Authors' Affiliations: ¹ Department of Molecular Oncology, John Wayne Cancer Institute, Santa Monica, California; ² Division of Surgical Oncology, John Wayne Cancer Institute, Santa Monica, California ³ Department of Surgical Pathology, Saint John's Health Center, Santa Monica, California; and ⁴ University of Pittsburgh Cancer Institute, Departments of Surgery, Immunology and Pathology, Pittsburgh, Pennsylvania

Requests for reprints: Dr. Dave S.B. Hoon, Department of Molecular Oncology, John Wayne Cancer Institute, 2200 Santa Monica Boulevard, Santa Monica, CA 90404. Phone: 310-449-5267; Fax: 310-449-5282; E-mail: hoon{at}jwci.org.
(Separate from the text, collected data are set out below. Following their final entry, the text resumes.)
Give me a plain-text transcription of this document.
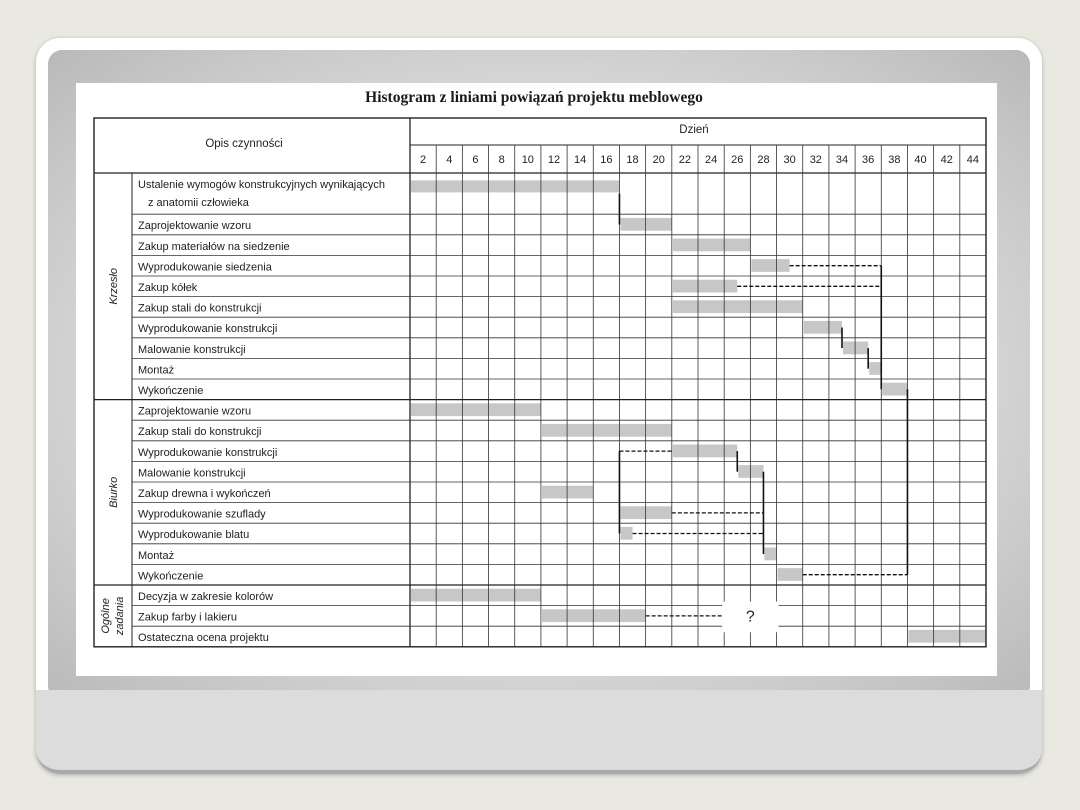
Histogram z liniami powiązań projektu meblowego
Opis czynności
Dzień
Krzesło
Biurko
Ogólne zadania
2 4 6 8 10 12 14 16 18 20 22 24 26 28 30 32 34 36 38 40 42 44
Ustalenie wymogów konstrukcyjnych wynikających
z anatomii człowieka
Zaprojektowanie wzoru
Zakup materiałów na siedzenie
Wyprodukowanie siedzenia
Zakup kółek
Zakup stali do konstrukcji
Wyprodukowanie konstrukcji
Malowanie konstrukcji
Montaż
Wykończenie
Zaprojektowanie wzoru
Zakup stali do konstrukcji
Wyprodukowanie konstrukcji
Malowanie konstrukcji
Zakup drewna i wykończeń
Wyprodukowanie szuflady
Wyprodukowanie blatu
Montaż
Wykończenie
Decyzja w zakresie kolorów
Zakup farby i lakieru
Ostateczna ocena projektu
?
Purpose: Detection of micrometastasis in melanoma-draining lymph nodes is important for staging and prognosis. Immunohistochemical staining (IHC) using S-100p-HMB-45–, and MART-1–specfic antibodies is used for detecting metastases in sentinel lymph nodes (SLN). However, improvement in IHC is needed for melanoma micrometastasis detection.

Experimental Design: Paraffin-embedded archival tissue (PEAT) specimens were obtained from 42 non-SLN macrometastases, 42 SLN metastases, and 16 tumor-negative SLNs of 100 melanoma patients who underwent SLN biopsy. PEAT specimens were assessed by IHC with high molecular weight–melanoma-associated antigen (HMW-MAA)–specific monoclonal antibodies (mAb) and with S-100p-, HMB-45–, and MART-1–specific antibodies. Quantitative real-time reverse-transcriptase PCR assay was used for HMW-MAA and MART-1 mRNA detection.

Results: Expression frequency and immunostaining intensity were higher for HMW-MAA than MART-1 in nodal macrometastases (P < 0.0001 and P < 0.0001, respectively) and micrometastases (P < 0.0001 and P = 0.004, respectively). All 52 (100%) macrometastases were positive with HMW-MAA–specific mAbs, whereas 43 (83%) were positive with MART-1–specific mAbs. In a comparison analysis, 23 of 23 (100%) micrometastases were HMW-MAA–positive, whereas 21 (91%) and 18 (78%) specimens were S-100p– and HMB-45–positive, respectively. Quantitative real-time reverse-transcriptase PCR analysis of 48 nodal metastases showed HMW-MAA mRNA detection in SLNs with metastases.

Conclusions: HMW-MAA is more sensitive and specific than MART-1, S-100p, and HMB-45 for IHC-based detection of SLN micrometastases. SLN PEAT–based detection specificity of melanoma micrometastases can be improved by IHC with HMW-MAA–specific mAbs.